The important consideration is how a resolver would work in this world. If
a resolver only trusts on-tree validation of zone keys, then the only
question that would ever need be asked is either whether the child zone has
keys validated by the parent or whether the child is secured. (The
difference between the two questions is subtle, exists, but is not worth
considering right now.) If the question is binary, the answer could be
just one bit long, and is why a proposal (in DNSEXT) want to use a bit in
an NXT to accomplish this and remove NULL keys from usage.
But in writing this proposal and putting out feelers on the namedroppers
list (DNSEXT's list) a question arose about off-tree validation. So, the
questions I put to the dnsop list are:
Do you think off-tree validation is important or needed?
If so, how would it work?
The reason I ask is that off-tree validation appears to be hard to secure.

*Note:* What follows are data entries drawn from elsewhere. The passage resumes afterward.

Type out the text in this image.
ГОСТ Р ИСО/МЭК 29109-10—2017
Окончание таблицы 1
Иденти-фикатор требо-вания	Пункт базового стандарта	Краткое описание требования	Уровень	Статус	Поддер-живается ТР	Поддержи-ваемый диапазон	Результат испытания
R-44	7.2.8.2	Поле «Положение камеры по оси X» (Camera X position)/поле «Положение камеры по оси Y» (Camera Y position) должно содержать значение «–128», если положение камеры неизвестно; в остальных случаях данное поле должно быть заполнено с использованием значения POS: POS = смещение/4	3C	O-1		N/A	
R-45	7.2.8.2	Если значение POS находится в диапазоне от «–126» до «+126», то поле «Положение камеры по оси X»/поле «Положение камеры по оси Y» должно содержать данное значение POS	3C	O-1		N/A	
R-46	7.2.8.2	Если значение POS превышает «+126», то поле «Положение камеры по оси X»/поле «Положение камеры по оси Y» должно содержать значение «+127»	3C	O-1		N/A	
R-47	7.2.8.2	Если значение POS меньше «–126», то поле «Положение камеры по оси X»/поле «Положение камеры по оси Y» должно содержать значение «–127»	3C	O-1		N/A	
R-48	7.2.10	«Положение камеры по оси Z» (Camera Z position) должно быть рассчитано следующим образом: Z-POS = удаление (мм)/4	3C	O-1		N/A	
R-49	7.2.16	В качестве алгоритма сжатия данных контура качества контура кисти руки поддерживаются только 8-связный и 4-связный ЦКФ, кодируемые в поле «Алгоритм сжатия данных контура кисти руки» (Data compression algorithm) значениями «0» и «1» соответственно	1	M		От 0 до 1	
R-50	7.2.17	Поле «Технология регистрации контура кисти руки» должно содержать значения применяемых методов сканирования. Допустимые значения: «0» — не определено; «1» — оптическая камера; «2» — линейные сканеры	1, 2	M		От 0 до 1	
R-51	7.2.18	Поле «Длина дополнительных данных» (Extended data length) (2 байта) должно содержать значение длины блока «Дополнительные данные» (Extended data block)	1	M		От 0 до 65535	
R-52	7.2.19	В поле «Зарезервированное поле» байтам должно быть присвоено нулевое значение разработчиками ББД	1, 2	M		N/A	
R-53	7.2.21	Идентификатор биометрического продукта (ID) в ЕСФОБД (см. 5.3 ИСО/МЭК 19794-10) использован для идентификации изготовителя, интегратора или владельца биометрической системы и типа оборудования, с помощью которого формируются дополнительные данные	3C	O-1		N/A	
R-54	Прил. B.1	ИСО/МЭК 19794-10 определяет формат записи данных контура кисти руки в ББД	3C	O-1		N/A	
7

Assuming a resolver will trust a chain of keys up to a trusted root,
imagine what would happen in the above example if certifier maliciously
copies the labs zone, replaces the true apex KEY set and signs the false
set itself. The zone has been "zone jacked" and certifier can do with it
what it wants.
The way to prevent this zone jacking is to have a zone indicate which zones
(or entities) can provide validation of the KEY set. This record can't be
signed in the zone itself, lest it be 'jacked too. The parent of the zone
is the logical signer of this record, as it is by the mercy of the parent
that the child zone exists. However, the dilemma here is, if the child
doesn't trust/want the parent to sign the KEY set, why would it want to
have the parent sign a record (set) stating who is authorized to sign the
KEY set?
Now, if off-tree validation is used, the question of whether or not the
child is secured is no longer a binary question. The answer may be a
series of domain names that may provide a valid validation chain. This
seems to call for a new record type, which is not what I want to introduce.
So, for now, I'll continue writing drafts that assume only on-tree
validation and hope to hear off-tree situations. I also have some pending
research work into off-tree validation - so don't interpret this as
something I want to stop. I just want it to work.
Comments?
P.S. What would the policy of the resolver using off-tree validtion be?
Must the label count always be reduced along the chain?
Perhaps there should be a recognized gTLD called "validator." or
"certifier." or "certauth." that is a recognized alternative to the parent
for validation. To become part of this gTLD, the entity doing the work
would have to meet an acceptable level of assurance that the power
would/could not be abused.
-=-=-=-=-=-=-=-=-=-=-=-=-=-=-=-=-=--=-=-=-=-=-=-=-=-=-=-=-=-=-=-=-=-
Edward Lewis NAI Labs
Phone: +1 443-259-2352 Email: lewis@tislabs.com
"Trying is the first step to failure." - Homer Simpson
"No! Try not. Do... or do not. There is no try." - Yoda
"It takes years of training to know when to do nothing" - Dogbert 1/21/00
Opinions expressed are property of my evil twin, not my employer.